Temporary spinal stimulation after coronary artery bypass graft (CABG) surgery for patients with a history of paroxysmal atrial fibrillation (Afib, AF) reduced postoperative arrhythmia incidence in a pilot randomized trial.
Spinal stimulation reduced the 30-day occurrence of any Afib or any atrial tachyarrhythmia lasting at least 30 seconds by a relative 89%, to just 3.8% versus 30.2% among usual care patients (P=0.04 for Cox regression, P=0.012 in the log-rank test).
In addition, Afib burden on ECG patch monitoring was lower (0.006% vs 0.2% of the time monitored), reported researchers.
The primary safety endpoint was similar between groups (30-day composite rate of death, cerebrovascular accident, MI, or kidney or spinal cord injury), with the only incidents being one case of bleeding requiring transfusion or reoperation and one case of prolonged ventilation.
"This novel approach could represent a new paradigm for AF prevention and requires further investigations," Romanov concluded.
These were "very impressive" findings for what has been an intractable problem despite decades of study, noted researchers. "To my knowledge, this beats about any other therapies tried out there for postoperative AF."
However, the Afib burden in both groups was "impressively small," at a level that would typically be considered a success in the post-Afib ablation setting, said author.
"There are questions that remain to be answered as to whether the complexity of spinal cord stimulation warrants that treatment," he said, pointing to the potential for other nervous system stimulation sites.
"We've seen work that's used less invasive approaches, including tragus stimulation, and other strategies that may be safer," he noted.
They cautioned that the findings might not be generalizable to patients without Afib.
The trial included 52 patients who had three or more Afib episodes of up to 7 days each in the 6 months before enrollment. They were randomized to on-pump CABG alone or with spinal cord stimulation for 3 days before the procedure and 7 days afterward.
The procedure involved inserting leads in the posterior epidural space at the C7-T4 level of the spine, with the patient able to adjust the depth of stimulation to be comfortable while still achieving noticeable chest paresthesias.
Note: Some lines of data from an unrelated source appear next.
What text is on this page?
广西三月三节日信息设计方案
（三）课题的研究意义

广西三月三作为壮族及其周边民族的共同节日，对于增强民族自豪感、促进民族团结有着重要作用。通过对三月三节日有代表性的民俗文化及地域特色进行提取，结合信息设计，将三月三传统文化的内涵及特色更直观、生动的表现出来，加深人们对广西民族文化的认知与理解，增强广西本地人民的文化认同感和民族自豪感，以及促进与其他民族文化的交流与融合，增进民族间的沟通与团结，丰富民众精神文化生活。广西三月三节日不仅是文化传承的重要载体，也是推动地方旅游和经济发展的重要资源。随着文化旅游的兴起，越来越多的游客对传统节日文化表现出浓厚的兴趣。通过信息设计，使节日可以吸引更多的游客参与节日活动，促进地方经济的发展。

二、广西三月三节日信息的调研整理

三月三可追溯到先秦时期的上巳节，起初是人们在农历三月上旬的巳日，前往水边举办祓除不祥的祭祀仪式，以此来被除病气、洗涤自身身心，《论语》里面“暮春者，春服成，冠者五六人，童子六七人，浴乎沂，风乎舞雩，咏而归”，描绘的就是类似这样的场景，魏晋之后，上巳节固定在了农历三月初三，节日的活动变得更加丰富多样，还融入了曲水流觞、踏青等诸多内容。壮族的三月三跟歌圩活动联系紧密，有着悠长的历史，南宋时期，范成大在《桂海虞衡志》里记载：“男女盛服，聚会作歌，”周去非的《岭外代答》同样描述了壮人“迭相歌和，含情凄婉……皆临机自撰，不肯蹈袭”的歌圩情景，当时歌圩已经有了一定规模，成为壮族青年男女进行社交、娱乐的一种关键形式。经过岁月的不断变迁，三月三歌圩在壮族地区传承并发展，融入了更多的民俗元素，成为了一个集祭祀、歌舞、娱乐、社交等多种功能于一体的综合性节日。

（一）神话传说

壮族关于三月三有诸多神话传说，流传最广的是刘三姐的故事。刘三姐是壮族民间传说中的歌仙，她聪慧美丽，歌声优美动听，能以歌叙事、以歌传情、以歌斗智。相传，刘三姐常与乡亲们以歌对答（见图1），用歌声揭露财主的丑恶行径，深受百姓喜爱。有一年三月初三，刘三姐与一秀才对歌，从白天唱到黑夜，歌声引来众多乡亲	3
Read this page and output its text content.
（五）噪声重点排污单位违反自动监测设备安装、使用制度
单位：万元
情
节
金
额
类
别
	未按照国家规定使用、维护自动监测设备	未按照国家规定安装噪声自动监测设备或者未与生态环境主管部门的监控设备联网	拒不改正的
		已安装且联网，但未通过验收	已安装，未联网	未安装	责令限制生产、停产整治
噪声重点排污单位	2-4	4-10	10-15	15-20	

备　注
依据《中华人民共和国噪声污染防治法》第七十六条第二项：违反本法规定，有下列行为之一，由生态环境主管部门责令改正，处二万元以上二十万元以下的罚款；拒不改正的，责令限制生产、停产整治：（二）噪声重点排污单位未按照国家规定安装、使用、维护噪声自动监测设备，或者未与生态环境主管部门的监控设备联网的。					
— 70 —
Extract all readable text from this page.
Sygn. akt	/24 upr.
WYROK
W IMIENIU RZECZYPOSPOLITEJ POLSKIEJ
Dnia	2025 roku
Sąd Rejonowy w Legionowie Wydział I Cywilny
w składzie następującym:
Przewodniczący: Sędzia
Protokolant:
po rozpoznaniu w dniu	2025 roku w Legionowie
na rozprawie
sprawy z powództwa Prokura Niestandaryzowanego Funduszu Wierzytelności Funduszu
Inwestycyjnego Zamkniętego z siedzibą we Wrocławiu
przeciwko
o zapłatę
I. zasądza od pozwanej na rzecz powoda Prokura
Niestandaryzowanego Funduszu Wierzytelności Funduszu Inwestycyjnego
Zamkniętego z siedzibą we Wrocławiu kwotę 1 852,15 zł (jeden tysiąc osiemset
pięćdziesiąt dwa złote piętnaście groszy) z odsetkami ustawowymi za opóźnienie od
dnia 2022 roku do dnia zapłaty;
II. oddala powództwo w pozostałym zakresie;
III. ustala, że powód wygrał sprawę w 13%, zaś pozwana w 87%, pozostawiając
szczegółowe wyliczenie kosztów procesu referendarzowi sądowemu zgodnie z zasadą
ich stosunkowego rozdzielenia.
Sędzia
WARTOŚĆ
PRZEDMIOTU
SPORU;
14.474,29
Other than spinal stimulation time, the groups were similar in surgical, demographic, and hospital stay characteristics. Both groups took beta-blockers for at least 30 days after surgery.
Continuous external ECG recordings continued after the hospitalization with the Spyder ECG monitoring patch to 30 days post-op.
Limitations included the small sample size and lack of preoperative monitoring of Afib burden, so a baseline imbalance could not be ruled out.
The critical thing is to determine whether these benefits are transient or could hold long-term benefit for clinical outcomes, said researchers.
The researchers plan to follow up on trial participants out to 3 and possibly 5 years, they said.